4.       Restaurant recommendation site 'Burrp' serves EKs, TeslaCrypt:  Researchers spotted the Indian restaurant recommendation site “Burrp” redirecting visitors to a website that was serving Angler exploit kits (EK) that ultimately led to the delivery of TeslaCrypt ransomware. To begin with - Burrp website was compromised and malicious code was injected in the JavaScript which redirects users. Last week another popular website www[.]missmalini[.]com was compromised. Hackers routinely monitor sites with high traffic and whenever they spot an opportunity - they launch their attacks.

5.       Obama on Apple v/s FBI: The president answering a question on this subject said that one can’t take an absolutist view. He spoke at length on encryption and his position favored the American government's current position in this case. He favored strong encryption with secure keys, accessible to small set of people for a subset of important issues. He repeatedly reassured the audience the agencies are pretty scrupulous and trustworthy. Meanwhile, responding to Justice Dept.'s arguments - Apple slammed it  as  "cheap shot" and will next appear in court in California on March 22, a day after an expected product announcement.

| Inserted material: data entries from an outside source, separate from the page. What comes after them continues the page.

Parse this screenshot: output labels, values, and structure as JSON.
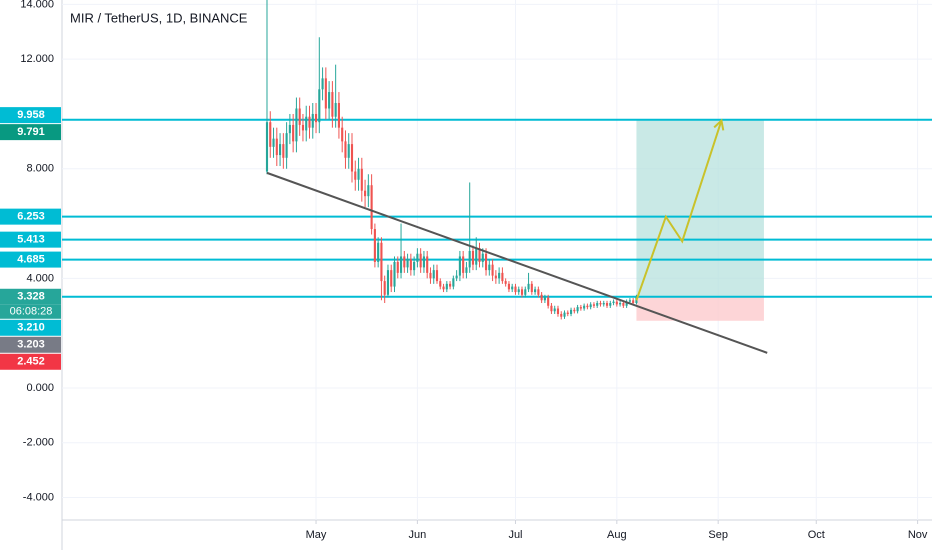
{
  "chart_data": {
    "type": "candlestick",
    "title": "MIR / TetherUS, 1D, BINANCE",
    "up_color": "#26a69a",
    "down_color": "#ef5350",
    "grid": true,
    "ylim": [
      -4.82,
      14.16
    ],
    "yticks": [
      {
        "value": 14,
        "label": "14.000"
      },
      {
        "value": 12,
        "label": "12.000"
      },
      {
        "value": 8,
        "label": "8.000"
      },
      {
        "value": 4,
        "label": "4.000"
      },
      {
        "value": 0,
        "label": "0.000"
      },
      {
        "value": -2,
        "label": "-2.000"
      },
      {
        "value": -4,
        "label": "-4.000"
      }
    ],
    "xlim": [
      -77.7,
      188.4
    ],
    "xticks": [
      {
        "value": 0,
        "label": "May"
      },
      {
        "value": 31,
        "label": "Jun"
      },
      {
        "value": 61,
        "label": "Jul"
      },
      {
        "value": 92,
        "label": "Aug"
      },
      {
        "value": 123,
        "label": "Sep"
      },
      {
        "value": 153,
        "label": "Oct"
      },
      {
        "value": 184,
        "label": "Nov"
      }
    ],
    "x": [
      -15,
      -14,
      -13,
      -12,
      -11,
      -10,
      -9,
      -8,
      -7,
      -6,
      -5,
      -4,
      -3,
      -2,
      -1,
      0,
      1,
      2,
      3,
      4,
      5,
      6,
      7,
      8,
      9,
      10,
      11,
      12,
      13,
      14,
      15,
      16,
      17,
      18,
      19,
      20,
      21,
      22,
      23,
      24,
      25,
      26,
      27,
      28,
      29,
      30,
      31,
      32,
      33,
      34,
      35,
      36,
      37,
      38,
      39,
      40,
      41,
      42,
      43,
      44,
      45,
      46,
      47,
      48,
      49,
      50,
      51,
      52,
      53,
      54,
      55,
      56,
      57,
      58,
      59,
      60,
      61,
      62,
      63,
      64,
      65,
      66,
      67,
      68,
      69,
      70,
      71,
      72,
      73,
      74,
      75,
      76,
      77,
      78,
      79,
      80,
      81,
      82,
      83,
      84,
      85,
      86,
      87,
      88,
      89,
      90,
      91,
      92,
      93,
      94,
      95,
      96,
      97,
      98
    ],
    "open": [
      7.9,
      9.7,
      8.8,
      9.1,
      8.5,
      8.9,
      8.4,
      9.3,
      9.6,
      9.0,
      10.2,
      9.6,
      9.4,
      9.9,
      9.5,
      10.0,
      9.7,
      10.9,
      11.3,
      10.2,
      10.8,
      9.9,
      10.4,
      9.5,
      9.0,
      8.4,
      8.9,
      7.9,
      7.6,
      8.0,
      7.2,
      7.0,
      7.4,
      5.8,
      4.6,
      5.3,
      3.9,
      3.4,
      4.3,
      3.7,
      4.6,
      4.2,
      4.8,
      4.4,
      4.7,
      4.3,
      4.6,
      4.9,
      4.4,
      4.8,
      4.2,
      4.0,
      4.3,
      3.9,
      3.7,
      3.6,
      3.8,
      3.7,
      4.0,
      4.1,
      4.8,
      4.2,
      4.4,
      5.0,
      4.5,
      5.1,
      4.6,
      4.9,
      4.3,
      4.5,
      4.1,
      4.0,
      4.2,
      3.9,
      3.8,
      3.6,
      3.7,
      3.5,
      3.6,
      3.4,
      3.6,
      3.8,
      3.5,
      3.6,
      3.4,
      3.2,
      3.3,
      3.0,
      2.8,
      2.9,
      2.7,
      2.6,
      2.75,
      2.7,
      2.85,
      2.8,
      2.95,
      2.9,
      3.0,
      2.95,
      3.05,
      3.0,
      3.1,
      3.05,
      3.1,
      3.0,
      3.1,
      3.15,
      3.05,
      3.1,
      3.0,
      3.15,
      3.2,
      3.1
    ],
    "high": [
      14.2,
      10.1,
      9.5,
      9.5,
      9.3,
      9.3,
      9.7,
      10.0,
      10.0,
      10.6,
      10.6,
      10.0,
      10.3,
      10.3,
      10.4,
      10.4,
      12.8,
      11.7,
      11.7,
      11.2,
      11.2,
      11.8,
      10.8,
      9.9,
      9.4,
      9.3,
      9.3,
      8.3,
      8.4,
      8.4,
      7.6,
      7.8,
      7.8,
      6.0,
      5.5,
      5.5,
      4.1,
      4.5,
      4.5,
      4.8,
      4.8,
      6.0,
      5.0,
      4.9,
      4.9,
      4.8,
      5.1,
      5.1,
      5.0,
      5.0,
      4.4,
      4.5,
      4.5,
      4.0,
      3.8,
      3.9,
      3.9,
      4.1,
      4.3,
      5.0,
      5.0,
      4.6,
      7.5,
      5.2,
      5.5,
      5.3,
      5.1,
      5.1,
      4.7,
      4.7,
      4.3,
      4.4,
      4.4,
      4.0,
      3.9,
      3.8,
      3.8,
      3.7,
      3.7,
      3.7,
      4.2,
      3.9,
      3.7,
      3.7,
      3.5,
      3.4,
      3.4,
      3.1,
      3.0,
      3.0,
      2.8,
      2.83,
      2.83,
      2.93,
      2.93,
      3.03,
      3.03,
      3.08,
      3.08,
      3.13,
      3.13,
      3.18,
      3.18,
      3.18,
      3.18,
      3.18,
      3.23,
      3.23,
      3.18,
      3.18,
      3.23,
      3.28,
      3.28,
      3.4
    ],
    "low": [
      7.8,
      8.4,
      8.4,
      8.1,
      8.1,
      8.0,
      8.0,
      8.9,
      8.6,
      8.6,
      9.2,
      9.0,
      9.0,
      9.1,
      9.1,
      9.3,
      9.3,
      10.5,
      9.8,
      9.8,
      9.5,
      9.5,
      9.1,
      8.6,
      8.0,
      8.0,
      7.5,
      7.2,
      7.2,
      6.8,
      6.6,
      6.6,
      5.6,
      4.4,
      4.4,
      3.2,
      3.1,
      3.3,
      3.5,
      3.5,
      4.0,
      4.0,
      4.2,
      4.2,
      4.1,
      4.1,
      4.4,
      4.2,
      4.2,
      4.0,
      3.8,
      3.8,
      3.8,
      3.6,
      3.5,
      3.5,
      3.6,
      3.6,
      3.9,
      3.9,
      4.0,
      4.0,
      4.2,
      4.3,
      4.3,
      4.4,
      4.4,
      4.1,
      4.1,
      3.9,
      3.8,
      3.8,
      3.8,
      3.7,
      3.5,
      3.5,
      3.4,
      3.4,
      3.3,
      3.3,
      3.5,
      3.4,
      3.4,
      3.3,
      3.1,
      3.1,
      2.9,
      2.7,
      2.7,
      2.6,
      2.5,
      2.52,
      2.62,
      2.62,
      2.72,
      2.72,
      2.82,
      2.82,
      2.87,
      2.87,
      2.92,
      2.92,
      2.97,
      2.97,
      2.92,
      2.92,
      3.02,
      2.97,
      2.97,
      2.92,
      2.92,
      3.07,
      3.02,
      3.05
    ],
    "close": [
      9.7,
      8.8,
      9.1,
      8.5,
      8.9,
      8.4,
      9.3,
      9.6,
      9.0,
      10.2,
      9.6,
      9.4,
      9.9,
      9.5,
      10.0,
      9.7,
      10.9,
      11.3,
      10.2,
      10.8,
      9.9,
      10.4,
      9.5,
      9.0,
      8.4,
      8.9,
      7.9,
      7.6,
      8.0,
      7.2,
      7.0,
      7.4,
      5.8,
      4.6,
      5.3,
      3.9,
      3.4,
      4.3,
      3.7,
      4.6,
      4.2,
      4.8,
      4.4,
      4.7,
      4.3,
      4.6,
      4.9,
      4.4,
      4.8,
      4.2,
      4.0,
      4.3,
      3.9,
      3.7,
      3.6,
      3.8,
      3.7,
      4.0,
      4.1,
      4.8,
      4.2,
      4.4,
      5.0,
      4.5,
      5.1,
      4.6,
      4.9,
      4.3,
      4.5,
      4.1,
      4.0,
      4.2,
      3.9,
      3.8,
      3.6,
      3.7,
      3.5,
      3.6,
      3.4,
      3.6,
      3.8,
      3.5,
      3.6,
      3.4,
      3.2,
      3.3,
      3.0,
      2.8,
      2.9,
      2.7,
      2.6,
      2.75,
      2.7,
      2.85,
      2.8,
      2.95,
      2.9,
      3.0,
      2.95,
      3.05,
      3.0,
      3.1,
      3.05,
      3.1,
      3.0,
      3.1,
      3.15,
      3.05,
      3.1,
      3.0,
      3.15,
      3.2,
      3.1,
      3.328
    ],
    "price_labels": [
      {
        "value": 9.958,
        "label": "9.958",
        "color": "#00bcd4",
        "line": false
      },
      {
        "value": 9.791,
        "label": "9.791",
        "color": "#089981",
        "line": true
      },
      {
        "value": 6.253,
        "label": "6.253",
        "color": "#00bcd4",
        "line": true
      },
      {
        "value": 5.413,
        "label": "5.413",
        "color": "#00bcd4",
        "line": true
      },
      {
        "value": 4.685,
        "label": "4.685",
        "color": "#00bcd4",
        "line": true
      },
      {
        "value": 3.328,
        "label": "3.328",
        "color": "#26a69a",
        "line": true
      },
      {
        "value": 3.21,
        "label": "3.210",
        "color": "#00bcd4",
        "line": false
      },
      {
        "value": 3.203,
        "label": "3.203",
        "color": "#787b86",
        "line": false
      },
      {
        "value": 2.452,
        "label": "2.452",
        "color": "#f23645",
        "line": false
      }
    ],
    "level_color": "#00bcd4",
    "countdown": "06:08:28",
    "trend_line": {
      "x": [
        -15,
        138
      ],
      "y": [
        7.85,
        1.28
      ],
      "color": "#555555"
    },
    "position": {
      "x": [
        98,
        137
      ],
      "target": 9.791,
      "entry": 3.328,
      "stop": 2.452,
      "profit_color": "#b2dfdb",
      "loss_color": "#fccbcd"
    },
    "projection": {
      "x": [
        98,
        107,
        112,
        124
      ],
      "y": [
        3.2,
        6.25,
        5.35,
        9.76
      ],
      "color": "#c9c22a"
    }
  }
}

6.       Spelling mistake saves $1 Billion: Attackers successfully breached Bangladesh Bank's systems and stole its credentials for payment transfers, they then "bombarded the Federal Reserve Bank of New York with nearly three dozen requests to move money (total value $1B) from the Bangladesh Bank's account there to entities in the Philippines and Sri Lanka. The first four transfers, totaling about $81 million, went through, but for the fifth transfer, Hackers misspelled "foundation" in the NGO's name as "fandation," prompting a routing bank, Deutsche Bank, to seek clarification from the Bangladesh central bank, which stopped the transactions.

7.       Automakers in the hot-seat for vehicle cybersecurity: Most of the new cars today are equipped with internet connectivity with third party apps running on board, making them vulnerable to hackers. Recently, researchers demonstrated hacks on Nissan Leaf and Chrysler Jeep. Car owners hold car makers responsible for security though many components of this system are not owned by car makers - like Infotainment, Connectivity, OS & Apps. General Motors now has a bug bounty program underway as well as a product security officer position. Someday in near future, we will have end point agents running in our cars like the way they  run on our laptops.

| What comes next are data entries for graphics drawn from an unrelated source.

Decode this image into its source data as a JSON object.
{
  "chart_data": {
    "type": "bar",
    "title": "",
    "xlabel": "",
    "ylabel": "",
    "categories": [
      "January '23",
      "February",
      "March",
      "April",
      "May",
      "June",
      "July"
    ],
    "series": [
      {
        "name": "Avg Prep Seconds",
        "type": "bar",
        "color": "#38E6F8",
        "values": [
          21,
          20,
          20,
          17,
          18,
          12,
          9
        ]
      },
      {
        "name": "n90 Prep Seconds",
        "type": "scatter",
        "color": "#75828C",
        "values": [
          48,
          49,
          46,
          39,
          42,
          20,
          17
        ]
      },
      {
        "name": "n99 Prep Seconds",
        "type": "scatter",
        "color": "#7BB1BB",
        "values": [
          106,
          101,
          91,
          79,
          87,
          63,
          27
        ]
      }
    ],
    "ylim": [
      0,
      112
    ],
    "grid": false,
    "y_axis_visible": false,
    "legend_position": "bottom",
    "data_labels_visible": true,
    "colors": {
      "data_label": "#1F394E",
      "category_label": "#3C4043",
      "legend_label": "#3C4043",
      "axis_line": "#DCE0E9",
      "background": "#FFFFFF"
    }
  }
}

8.       First Fully Functional Mac Ransomware: The first fully functional ransomware for Mac OS X has been discovered in the wild, but was contained before it did damage. The new ransomware is called 'KeRanger' and it bypasses Apple's Gatekeeper -- the tool that prevents unsigned code from running on Mac operating systems -- by piggy-backing on an infected version of Transmission, an open-source BitTorrent client, which is signed with a valid Mac application developer's certificate.  Apple responded quickly to the announcement, revoking the abused certificate and updating XProtect signatures.

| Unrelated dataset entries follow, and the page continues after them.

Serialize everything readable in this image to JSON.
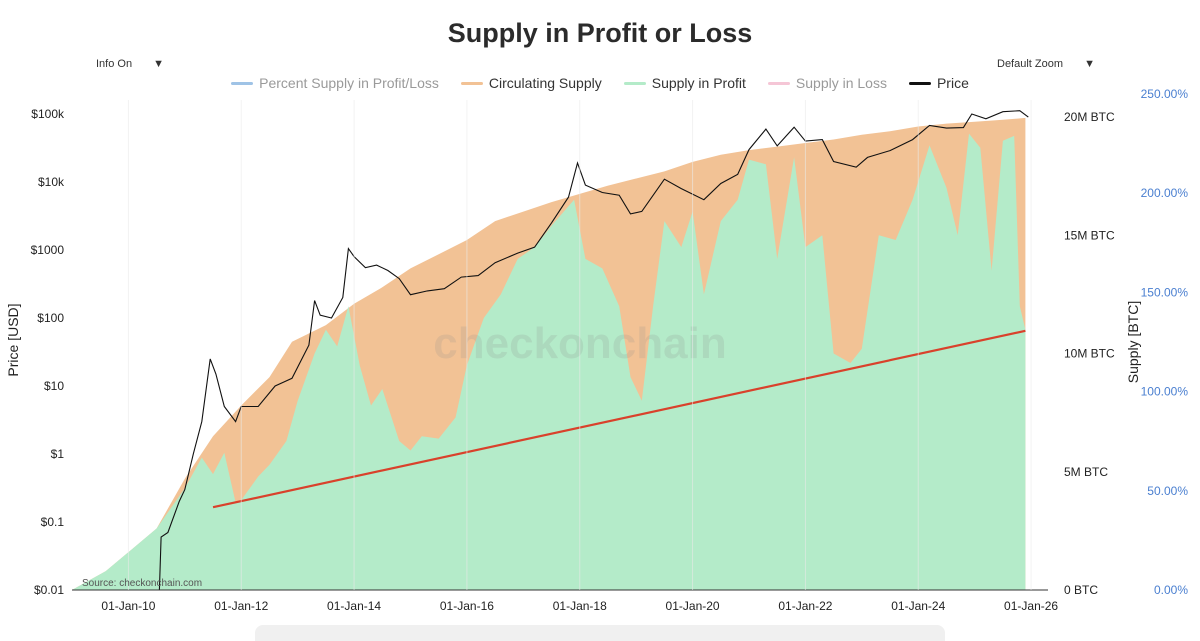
{
  "header": {
    "title": "Supply in Profit or Loss",
    "info_dropdown": "Info On",
    "zoom_dropdown": "Default Zoom",
    "caret": "▼"
  },
  "legend": [
    {
      "label": "Percent Supply in Profit/Loss",
      "color": "#9fc3e6",
      "state": "muted"
    },
    {
      "label": "Circulating Supply",
      "color": "#f2c295",
      "state": "active"
    },
    {
      "label": "Supply in Profit",
      "color": "#b4ebc9",
      "state": "active"
    },
    {
      "label": "Supply in Loss",
      "color": "#f5c6d6",
      "state": "muted"
    },
    {
      "label": "Price",
      "color": "#111111",
      "state": "active"
    }
  ],
  "watermark": "checkonchain",
  "source": "Source: checkonchain.com",
  "colors": {
    "circulating": "#f2c295",
    "profit": "#b4ebc9",
    "price": "#111111",
    "trendline": "#d9412b",
    "pct_axis": "#4a7fd0"
  },
  "chart_data": {
    "type": "area",
    "title": "Supply in Profit or Loss",
    "x_ticks": [
      "01-Jan-10",
      "01-Jan-12",
      "01-Jan-14",
      "01-Jan-16",
      "01-Jan-18",
      "01-Jan-20",
      "01-Jan-22",
      "01-Jan-24",
      "01-Jan-26"
    ],
    "x_range": [
      2009.0,
      2026.3
    ],
    "y_left": {
      "label": "Price [USD]",
      "scale": "log",
      "range": [
        0.01,
        100000
      ],
      "ticks": [
        {
          "value": 100000,
          "label": "$100k"
        },
        {
          "value": 10000,
          "label": "$10k"
        },
        {
          "value": 1000,
          "label": "$1000"
        },
        {
          "value": 100,
          "label": "$100"
        },
        {
          "value": 10,
          "label": "$10"
        },
        {
          "value": 1,
          "label": "$1"
        },
        {
          "value": 0.1,
          "label": "$0.1"
        },
        {
          "value": 0.01,
          "label": "$0.01"
        }
      ]
    },
    "y_right": {
      "label": "Supply [BTC]",
      "range": [
        0,
        20000000
      ],
      "ticks": [
        {
          "value": 20000000,
          "label": "20M BTC"
        },
        {
          "value": 15000000,
          "label": "15M BTC"
        },
        {
          "value": 10000000,
          "label": "10M BTC"
        },
        {
          "value": 5000000,
          "label": "5M BTC"
        },
        {
          "value": 0,
          "label": "0 BTC"
        }
      ]
    },
    "y_pct": {
      "range": [
        0,
        250
      ],
      "ticks": [
        {
          "value": 250,
          "label": "250.00%"
        },
        {
          "value": 200,
          "label": "200.00%"
        },
        {
          "value": 150,
          "label": "150.00%"
        },
        {
          "value": 100,
          "label": "100.00%"
        },
        {
          "value": 50,
          "label": "50.00%"
        },
        {
          "value": 0,
          "label": "0.00%"
        }
      ]
    },
    "series": [
      {
        "name": "Circulating Supply",
        "axis": "supply",
        "points": [
          [
            2009.0,
            0
          ],
          [
            2009.3,
            400000
          ],
          [
            2009.6,
            800000
          ],
          [
            2010.0,
            1600000
          ],
          [
            2010.5,
            2600000
          ],
          [
            2011.0,
            4700000
          ],
          [
            2011.5,
            6500000
          ],
          [
            2012.0,
            7800000
          ],
          [
            2012.5,
            9000000
          ],
          [
            2012.9,
            10500000
          ],
          [
            2013.5,
            11200000
          ],
          [
            2014.0,
            12100000
          ],
          [
            2014.5,
            12800000
          ],
          [
            2015.0,
            13600000
          ],
          [
            2015.5,
            14200000
          ],
          [
            2016.0,
            14800000
          ],
          [
            2016.5,
            15600000
          ],
          [
            2017.0,
            16000000
          ],
          [
            2017.5,
            16400000
          ],
          [
            2018.0,
            16750000
          ],
          [
            2018.5,
            17100000
          ],
          [
            2019.0,
            17400000
          ],
          [
            2019.5,
            17700000
          ],
          [
            2020.0,
            18100000
          ],
          [
            2020.5,
            18400000
          ],
          [
            2021.0,
            18600000
          ],
          [
            2021.5,
            18750000
          ],
          [
            2022.0,
            18900000
          ],
          [
            2022.5,
            19050000
          ],
          [
            2023.0,
            19250000
          ],
          [
            2023.5,
            19400000
          ],
          [
            2024.0,
            19600000
          ],
          [
            2024.5,
            19720000
          ],
          [
            2025.0,
            19800000
          ],
          [
            2025.5,
            19880000
          ],
          [
            2025.9,
            19960000
          ]
        ]
      },
      {
        "name": "Supply in Profit",
        "axis": "supply",
        "points": [
          [
            2009.0,
            0
          ],
          [
            2009.3,
            400000
          ],
          [
            2009.6,
            800000
          ],
          [
            2010.0,
            1600000
          ],
          [
            2010.5,
            2600000
          ],
          [
            2011.0,
            4300000
          ],
          [
            2011.3,
            5600000
          ],
          [
            2011.5,
            4900000
          ],
          [
            2011.7,
            5800000
          ],
          [
            2011.9,
            3700000
          ],
          [
            2012.0,
            3800000
          ],
          [
            2012.3,
            4800000
          ],
          [
            2012.5,
            5300000
          ],
          [
            2012.8,
            6300000
          ],
          [
            2013.0,
            8000000
          ],
          [
            2013.3,
            10000000
          ],
          [
            2013.5,
            11000000
          ],
          [
            2013.7,
            10300000
          ],
          [
            2013.9,
            12000000
          ],
          [
            2014.1,
            9500000
          ],
          [
            2014.3,
            7800000
          ],
          [
            2014.5,
            8500000
          ],
          [
            2014.8,
            6300000
          ],
          [
            2015.0,
            5900000
          ],
          [
            2015.2,
            6500000
          ],
          [
            2015.5,
            6400000
          ],
          [
            2015.8,
            7300000
          ],
          [
            2016.0,
            9500000
          ],
          [
            2016.3,
            11500000
          ],
          [
            2016.6,
            12500000
          ],
          [
            2016.9,
            14000000
          ],
          [
            2017.2,
            14500000
          ],
          [
            2017.5,
            15400000
          ],
          [
            2017.9,
            16500000
          ],
          [
            2018.1,
            14000000
          ],
          [
            2018.4,
            13600000
          ],
          [
            2018.7,
            12000000
          ],
          [
            2018.9,
            9000000
          ],
          [
            2019.1,
            8000000
          ],
          [
            2019.3,
            12000000
          ],
          [
            2019.5,
            15600000
          ],
          [
            2019.8,
            14500000
          ],
          [
            2020.0,
            16000000
          ],
          [
            2020.2,
            12500000
          ],
          [
            2020.5,
            15600000
          ],
          [
            2020.8,
            16500000
          ],
          [
            2021.0,
            18200000
          ],
          [
            2021.3,
            18000000
          ],
          [
            2021.5,
            14000000
          ],
          [
            2021.8,
            18300000
          ],
          [
            2022.0,
            14500000
          ],
          [
            2022.3,
            15000000
          ],
          [
            2022.5,
            10000000
          ],
          [
            2022.8,
            9600000
          ],
          [
            2023.0,
            10200000
          ],
          [
            2023.3,
            15000000
          ],
          [
            2023.6,
            14800000
          ],
          [
            2023.9,
            16500000
          ],
          [
            2024.2,
            18800000
          ],
          [
            2024.5,
            17000000
          ],
          [
            2024.7,
            15000000
          ],
          [
            2024.9,
            19300000
          ],
          [
            2025.1,
            18700000
          ],
          [
            2025.3,
            13500000
          ],
          [
            2025.5,
            19000000
          ],
          [
            2025.7,
            19200000
          ],
          [
            2025.8,
            12000000
          ],
          [
            2025.9,
            11000000
          ]
        ]
      },
      {
        "name": "Price",
        "axis": "price",
        "points": [
          [
            2010.55,
            0.01
          ],
          [
            2010.58,
            0.06
          ],
          [
            2010.7,
            0.07
          ],
          [
            2010.9,
            0.2
          ],
          [
            2011.0,
            0.3
          ],
          [
            2011.15,
            1
          ],
          [
            2011.3,
            3
          ],
          [
            2011.45,
            25
          ],
          [
            2011.55,
            15
          ],
          [
            2011.7,
            5
          ],
          [
            2011.9,
            3
          ],
          [
            2012.0,
            5
          ],
          [
            2012.3,
            5
          ],
          [
            2012.6,
            10
          ],
          [
            2012.9,
            13
          ],
          [
            2013.2,
            40
          ],
          [
            2013.3,
            180
          ],
          [
            2013.4,
            110
          ],
          [
            2013.6,
            100
          ],
          [
            2013.8,
            200
          ],
          [
            2013.9,
            1050
          ],
          [
            2014.0,
            800
          ],
          [
            2014.2,
            550
          ],
          [
            2014.4,
            600
          ],
          [
            2014.6,
            500
          ],
          [
            2014.8,
            380
          ],
          [
            2015.0,
            220
          ],
          [
            2015.3,
            250
          ],
          [
            2015.6,
            270
          ],
          [
            2015.9,
            400
          ],
          [
            2016.2,
            420
          ],
          [
            2016.5,
            650
          ],
          [
            2016.9,
            900
          ],
          [
            2017.2,
            1100
          ],
          [
            2017.5,
            2500
          ],
          [
            2017.8,
            6000
          ],
          [
            2017.96,
            19000
          ],
          [
            2018.1,
            9000
          ],
          [
            2018.4,
            7000
          ],
          [
            2018.7,
            6400
          ],
          [
            2018.9,
            3400
          ],
          [
            2019.1,
            3700
          ],
          [
            2019.5,
            11000
          ],
          [
            2019.8,
            8000
          ],
          [
            2020.2,
            5500
          ],
          [
            2020.5,
            9500
          ],
          [
            2020.8,
            13000
          ],
          [
            2021.0,
            30000
          ],
          [
            2021.3,
            60000
          ],
          [
            2021.5,
            34000
          ],
          [
            2021.8,
            64000
          ],
          [
            2022.0,
            40000
          ],
          [
            2022.3,
            42000
          ],
          [
            2022.5,
            20000
          ],
          [
            2022.9,
            16500
          ],
          [
            2023.1,
            23000
          ],
          [
            2023.5,
            29000
          ],
          [
            2023.9,
            42000
          ],
          [
            2024.2,
            68000
          ],
          [
            2024.5,
            62000
          ],
          [
            2024.8,
            63000
          ],
          [
            2024.95,
            100000
          ],
          [
            2025.2,
            85000
          ],
          [
            2025.5,
            108000
          ],
          [
            2025.8,
            112000
          ],
          [
            2025.95,
            90000
          ]
        ]
      }
    ],
    "annotations": [
      {
        "type": "trendline",
        "axis": "supply",
        "from": [
          2011.5,
          3500000
        ],
        "to": [
          2025.9,
          10960000
        ]
      }
    ],
    "grid": false
  }
}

9.       Researchers can unlock some Android phones with inkjet-printed fingerprints: Researchers demonstrated a method in which, they first took high resolution image of victim's fingerprints, then print it on a special kind glossy paper. The printed fingerprints could fool the Android device into believing it was human. Way back in 2013, Apple's TouchID was hacked and more recently hackers showed ways to harvest fingerprint data from Android phones.

10.   The Bounty Hunter: A 22-year-old e-commerce company’s employee in Bangalore, earned ₹ 13 Million ($200K) just by reporting bugs for Facebook, Twitter and a host of other US-based companies. He recently found a simple vulnerability on Facebook that could have been used to hack into any user's account to get access to credit or debit card details, personal pictures, and messages without any user interaction, For this - he was awarded $15K (₹1Million). Bug bounty is highly recommended strategy to find new bugs especially for high traffic websites.